Toronto's police force is vowing to better train its officers to treat people in crisis with compassion in a mental health strategy aimed at implementing the recommendations of a former Supreme Court justice.

The Toronto Police Service launched its Mental Health and Addictions Strategy on Monday, five years after former Supreme Court justice Frank Iacobucci penned a 346-page report on police use of force. The report was ordered after an officer shot and killed Sammy Yatim on an empty streetcar in July 2013.

"The service is committed to incorporating best practices and learning from our past," Chief Mark Saunders said at a news conference. "Although work began on the strategy more than three years ago, our approach will continue to evolve."

The police service has said it implemented nearly all of Iacobucci's recommendations in the year after his report was released in 2014. But community members urged leadership to develop a strategy on mental health to solidify the commitment, spokesman Kevin Masterman said in an email Monday.

The service said officer training will focus on de-escalation techniques, bias-free policing, risk assessment, and mental health and addictions awareness.

It will also teach harm-reduction principles, which aim to mitigate the negative effects of drug use without requiring abstinence.

The strategy also commits to updating training materials with ongoing input from people who have experienced mental health and addiction issues.

It also says police will also "produce an annual analytical assessment of individuals who have been apprehended multiple times under the Mental Health Act" to find ways the force can improve.

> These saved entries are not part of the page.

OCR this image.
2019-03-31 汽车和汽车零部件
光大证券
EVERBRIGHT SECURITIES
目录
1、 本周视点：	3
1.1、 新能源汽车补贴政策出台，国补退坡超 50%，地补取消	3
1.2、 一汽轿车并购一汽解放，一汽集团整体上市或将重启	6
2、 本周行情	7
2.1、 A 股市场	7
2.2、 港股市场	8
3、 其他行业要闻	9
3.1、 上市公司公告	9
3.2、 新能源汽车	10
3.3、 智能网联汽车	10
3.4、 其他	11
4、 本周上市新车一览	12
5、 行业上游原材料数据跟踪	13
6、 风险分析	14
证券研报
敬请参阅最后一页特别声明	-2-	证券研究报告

"How our police officers respond to mental health and addictions issues is one of the most important priorities for our organization and our city," said Uppala Chandrasekera, acting chair of the Toronto Police Services Board.

The strategy also addresses the mental health of police officers themselves, who Chandrasekera said "are faced with the most difficult, intense and challenging situations on a daily basis."

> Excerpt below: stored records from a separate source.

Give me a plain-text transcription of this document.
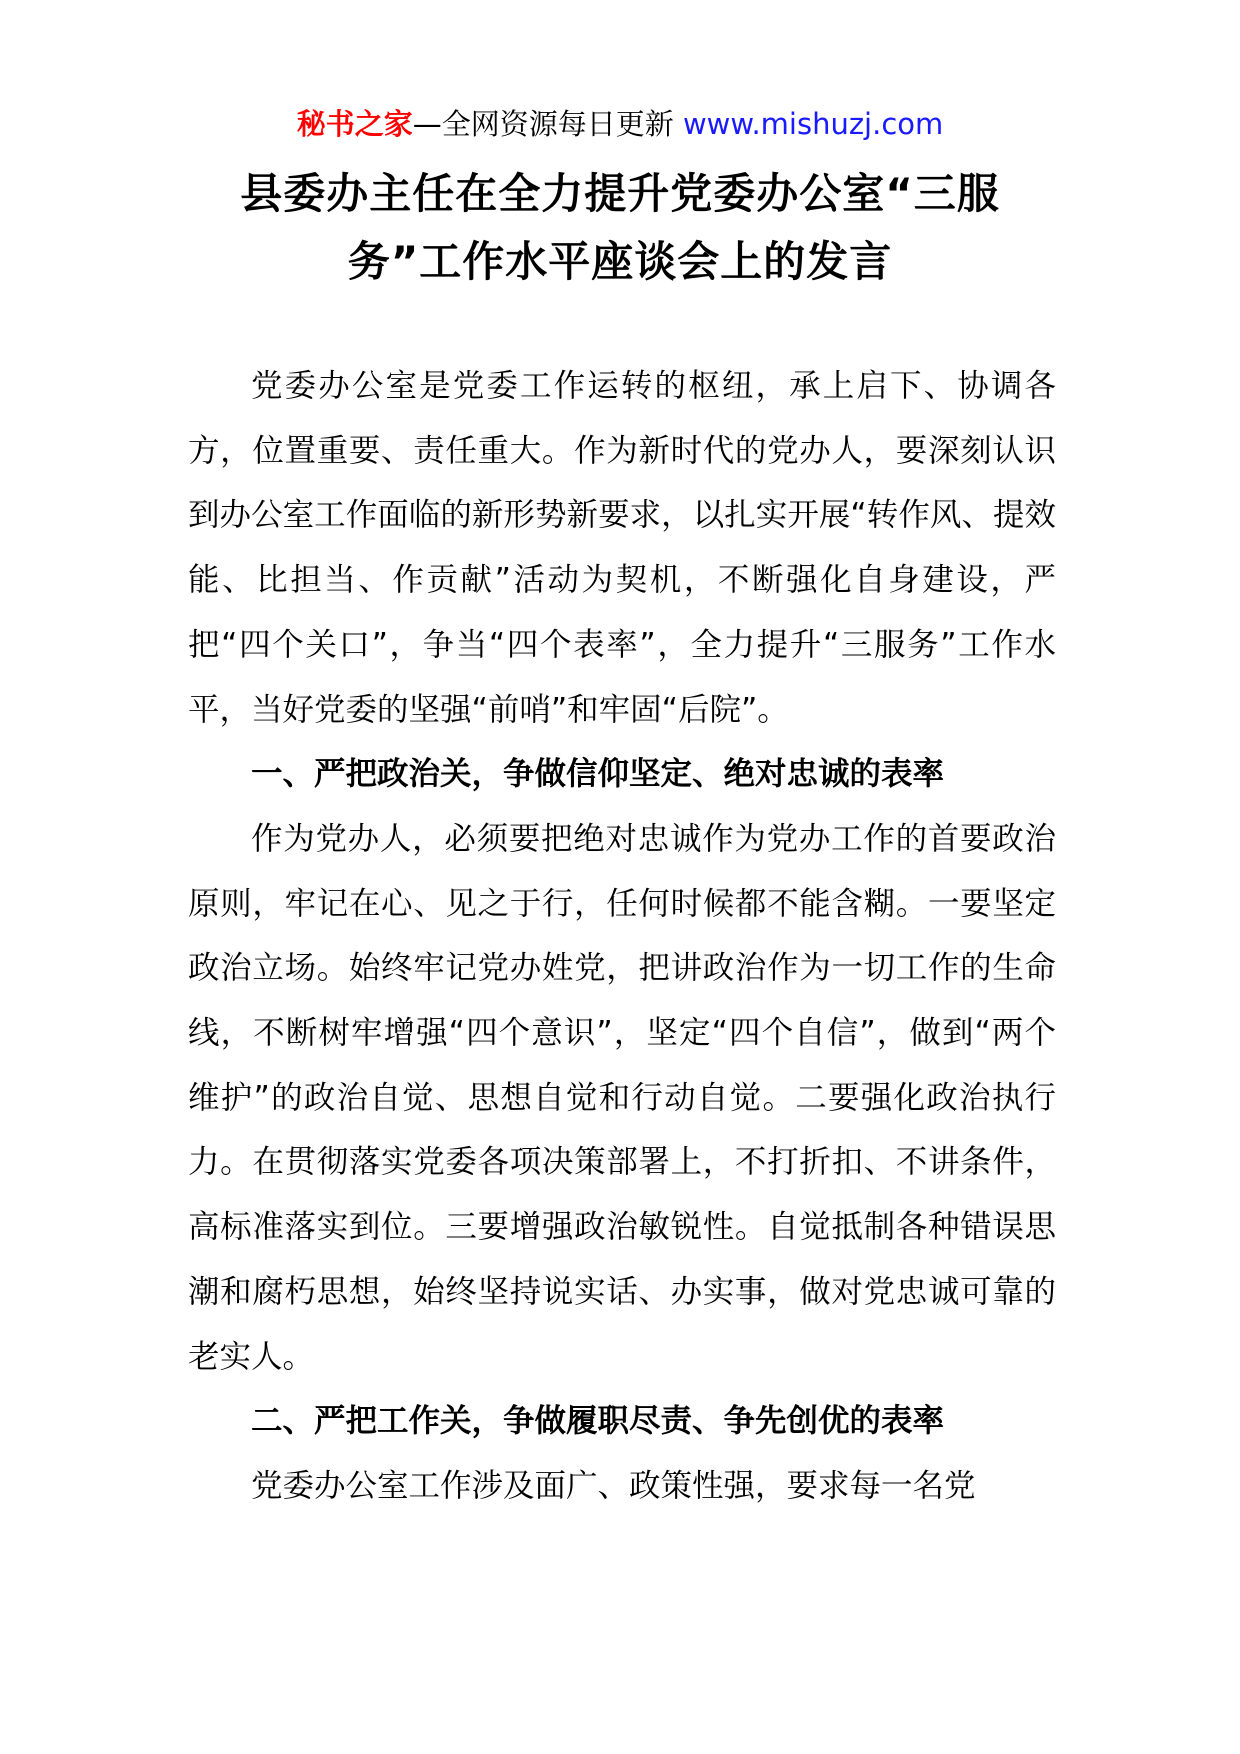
秘书之家—全网资源每日更新 www.mishuzj.com
县委办主任在全力提升党委办公室“三服
务”工作水平座谈会上的发言

党委办公室是党委工作运转的枢纽，承上启下、协调各方，位置重要、责任重大。作为新时代的党办人，要深刻认识到办公室工作面临的新形势新要求，以扎实开展“转作风、提效能、比担当、作贡献”活动为契机，不断强化自身建设，严把“四个关口”，争当“四个表率”，全力提升“三服务”工作水平，当好党委的坚强“前哨”和牢固“后院”。

一、严把政治关，争做信仰坚定、绝对忠诚的表率

作为党办人，必须要把绝对忠诚作为党办工作的首要政治原则，牢记在心、见之于行，任何时候都不能含糊。一要坚定政治立场。始终牢记党办姓党，把讲政治作为一切工作的生命线，不断树牢增强“四个意识”，坚定“四个自信”，做到“两个维护”的政治自觉、思想自觉和行动自觉。二要强化政治执行力。在贯彻落实党委各项决策部署上，不打折扣、不讲条件，高标准落实到位。三要增强政治敏锐性。自觉抵制各种错误思潮和腐朽思想，始终坚持说实话、办实事，做对党忠诚可靠的老实人。

二、严把工作关，争做履职尽责、争先创优的表率

党委办公室工作涉及面广、政策性强，要求每一名党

"It is critical we not only continue to put into place the most relevant programming and initiatives to effectively support workplace mental health, but also that we continue to encourage the cultural shifts necessary to remove stigma and inspire dialogue."

The strategy commits to providing support to members who may face mental health or addiction issues, promising such action "will ultimately improve our service delivery to the community."

"Today is a very good day. It's a hopeful day," Chandrasekera said at the news conference Monday.